Victor eligió el baile de la cosecha para su victoria.
Todas las familias nobles del valle llenaron la mansión Ravenshade de seda, joyas, perfume y veneno. Los músicos tocaban bajo las lámparas de araña.
Los sirvientes llevaban champaña. Beatrice llevaba esmeraldas que había tomado de la bóveda de los Ravenshade y le decía a todos que Clara pronto sería enviada lejos.
A medianoche, Victor golpeó su copa.
“Mis queridos amigos”, anunció, “mi primo Elias, debido a su frágil condición, ha aceptado poner la propiedad bajo mi administración”.
Los aplausos se elevaron.
Elias estaba a su lado, con una expresión imposible de leer.
Victor colocó un documento sobre la mesa. “Firma aquí, primo”.
La sala se inclinó hacia adelante.
Clara salió de entre la multitud.
“Antes de que firme”, dijo, “quizás todos deberían escuchar lo que Lord Victor considera una buena administración”.
Victor frunció el ceño. “Siéntate”.
Clara levantó la mano. Los músicos se detuvieron.
Desde detrás de las cortinas apareció un secretario de la Corte Real con un pequeño dispositivo fonográfico.
Un sonido rasposo llenó el salón, y luego la propia voz de Victor resonó con claridad.
“Una vez que el viejo ciego firme la transferencia, las minas serán mías… El camino del acantilado es peligroso por la noche”.
Los jadeos atravesaron el salón de baile. Beatrice dejó caer su copa.
El rostro de Victor perdió todo color. “Falsificación”.
Clara abrió un estuche de cuero. “Entonces explica esto”.
Extendió los documentos sobre la mesa: deudas falsas, firmas robadas, contratos mineros, declaraciones de testigos sobornados y la orden sellada con el emblema real.
“Soy Clara Voss, examinadora especial de la Corona”, dijo.
“Lord Victor Ravenshade, queda acusado de fraude, conspiración, intento de asesinato y el encarcelamiento ilegal del magistrado Tomas Voss”.
Victor se lanzó hacia ella.
Elias se movió primero.
Ciego o no, golpeó la muñeca de Victor con su bastón con tanta fuerza que el cuchillo cayó de su manga. Los guardias lo atraparon antes de que tocara el suelo.
Beatrice gritó: “¡No pueden arrestarme!”
Clara se volvió hacia ella. “No. Pero el tribunal puede confiscar cada joya que compraste con dinero robado”.
Beatrice tocó su collar de esmeraldas como si fuera su garganta.
Elias miró hacia la sala. “Todos los trabajadores engañados por mi primo serán compensados.

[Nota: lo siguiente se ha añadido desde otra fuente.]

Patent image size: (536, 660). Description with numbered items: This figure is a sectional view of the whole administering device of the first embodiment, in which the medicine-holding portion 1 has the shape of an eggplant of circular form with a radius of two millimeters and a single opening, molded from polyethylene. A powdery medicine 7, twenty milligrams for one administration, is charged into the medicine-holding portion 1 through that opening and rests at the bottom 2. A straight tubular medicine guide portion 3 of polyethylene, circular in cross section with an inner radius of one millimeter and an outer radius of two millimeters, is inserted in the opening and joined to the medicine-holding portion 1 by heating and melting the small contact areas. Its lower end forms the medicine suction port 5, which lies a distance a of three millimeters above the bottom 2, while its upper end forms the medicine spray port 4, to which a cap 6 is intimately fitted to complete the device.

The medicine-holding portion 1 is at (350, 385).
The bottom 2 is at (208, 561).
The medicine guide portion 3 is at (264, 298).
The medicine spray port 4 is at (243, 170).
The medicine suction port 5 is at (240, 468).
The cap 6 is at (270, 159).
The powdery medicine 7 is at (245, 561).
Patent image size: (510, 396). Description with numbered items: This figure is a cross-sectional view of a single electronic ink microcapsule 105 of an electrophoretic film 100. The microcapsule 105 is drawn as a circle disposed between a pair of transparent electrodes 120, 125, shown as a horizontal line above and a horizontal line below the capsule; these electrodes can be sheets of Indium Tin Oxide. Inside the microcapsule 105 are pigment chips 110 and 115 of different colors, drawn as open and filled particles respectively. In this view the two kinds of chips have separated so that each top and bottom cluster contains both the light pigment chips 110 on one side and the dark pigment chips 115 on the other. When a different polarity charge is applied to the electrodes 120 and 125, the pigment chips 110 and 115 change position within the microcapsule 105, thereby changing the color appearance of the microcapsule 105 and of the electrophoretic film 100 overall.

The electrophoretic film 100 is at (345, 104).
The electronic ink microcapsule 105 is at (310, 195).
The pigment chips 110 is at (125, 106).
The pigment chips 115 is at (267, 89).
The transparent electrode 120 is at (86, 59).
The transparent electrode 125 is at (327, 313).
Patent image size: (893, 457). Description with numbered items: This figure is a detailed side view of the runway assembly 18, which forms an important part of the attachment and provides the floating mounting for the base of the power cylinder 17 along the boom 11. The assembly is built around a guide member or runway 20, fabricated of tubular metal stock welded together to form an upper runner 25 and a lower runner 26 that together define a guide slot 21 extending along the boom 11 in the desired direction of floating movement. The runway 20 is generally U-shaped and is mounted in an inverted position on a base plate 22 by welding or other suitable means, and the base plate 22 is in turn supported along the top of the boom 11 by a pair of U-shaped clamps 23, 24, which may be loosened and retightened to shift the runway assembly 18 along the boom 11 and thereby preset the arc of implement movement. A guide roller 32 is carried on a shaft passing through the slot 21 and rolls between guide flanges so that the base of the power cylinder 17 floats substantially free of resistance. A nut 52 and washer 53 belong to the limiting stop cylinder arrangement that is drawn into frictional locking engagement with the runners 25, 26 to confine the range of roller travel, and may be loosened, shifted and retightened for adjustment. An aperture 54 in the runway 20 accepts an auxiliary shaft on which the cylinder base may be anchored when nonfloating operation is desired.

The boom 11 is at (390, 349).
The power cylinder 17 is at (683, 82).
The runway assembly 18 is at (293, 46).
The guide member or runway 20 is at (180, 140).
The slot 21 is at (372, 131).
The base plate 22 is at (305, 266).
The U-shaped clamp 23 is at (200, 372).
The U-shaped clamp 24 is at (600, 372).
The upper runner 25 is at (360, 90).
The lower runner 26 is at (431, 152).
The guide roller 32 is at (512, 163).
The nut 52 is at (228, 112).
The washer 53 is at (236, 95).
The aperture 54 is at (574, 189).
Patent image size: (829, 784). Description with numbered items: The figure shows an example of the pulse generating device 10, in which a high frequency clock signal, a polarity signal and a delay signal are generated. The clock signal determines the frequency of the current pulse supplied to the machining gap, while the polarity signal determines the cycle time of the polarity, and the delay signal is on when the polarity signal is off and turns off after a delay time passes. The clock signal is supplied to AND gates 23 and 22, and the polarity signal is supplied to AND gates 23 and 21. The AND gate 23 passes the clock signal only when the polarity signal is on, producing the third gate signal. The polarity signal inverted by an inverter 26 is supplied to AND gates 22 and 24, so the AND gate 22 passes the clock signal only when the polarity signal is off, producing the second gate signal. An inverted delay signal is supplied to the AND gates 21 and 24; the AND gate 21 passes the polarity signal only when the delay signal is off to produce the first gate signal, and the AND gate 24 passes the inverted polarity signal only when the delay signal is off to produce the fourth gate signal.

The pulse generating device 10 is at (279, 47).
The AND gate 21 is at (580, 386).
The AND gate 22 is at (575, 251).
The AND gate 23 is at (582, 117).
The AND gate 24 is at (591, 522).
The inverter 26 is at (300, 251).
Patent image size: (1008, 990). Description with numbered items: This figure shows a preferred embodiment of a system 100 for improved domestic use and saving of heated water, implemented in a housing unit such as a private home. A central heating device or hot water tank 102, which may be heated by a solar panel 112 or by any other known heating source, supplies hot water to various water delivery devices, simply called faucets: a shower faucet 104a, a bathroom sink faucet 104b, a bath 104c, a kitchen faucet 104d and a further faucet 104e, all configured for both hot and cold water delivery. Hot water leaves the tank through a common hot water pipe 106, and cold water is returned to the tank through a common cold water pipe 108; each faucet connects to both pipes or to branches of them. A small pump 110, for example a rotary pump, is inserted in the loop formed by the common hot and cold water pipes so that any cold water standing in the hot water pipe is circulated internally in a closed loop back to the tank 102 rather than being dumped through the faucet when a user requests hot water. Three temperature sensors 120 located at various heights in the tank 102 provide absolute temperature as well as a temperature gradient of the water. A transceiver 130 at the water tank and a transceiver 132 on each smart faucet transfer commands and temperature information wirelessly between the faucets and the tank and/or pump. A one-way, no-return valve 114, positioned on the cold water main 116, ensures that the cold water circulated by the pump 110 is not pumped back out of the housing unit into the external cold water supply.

Cada familia expulsada de las tierras de Ravenshade recibirá el título de propiedad de sus hogares”.
El silencio cambió.
Ya no era lástima.
Era miedo. Vergüenza. Respeto.
Victor fue arrastrado por las mismas puertas donde una vez había humillado a Elias.
Beatrice lo siguió días después, despojada de joyas, amigos e invitaciones.
Un año después, Grayhaven ya no susurraba sobre el conde ciego.
Hablaban de la escuela que Clara construyó en nombre de su padre, de las minas reabiertas que pagaban salarios justos y de la condesa que caminaba por los acantilados con su esposo cada mañana.
Elias nunca vio el amanecer.
Pero sentía la mano de Clara en la suya.
Y por primera vez en su vida, no necesitaba la vista para saber que sus enemigos se habían ido.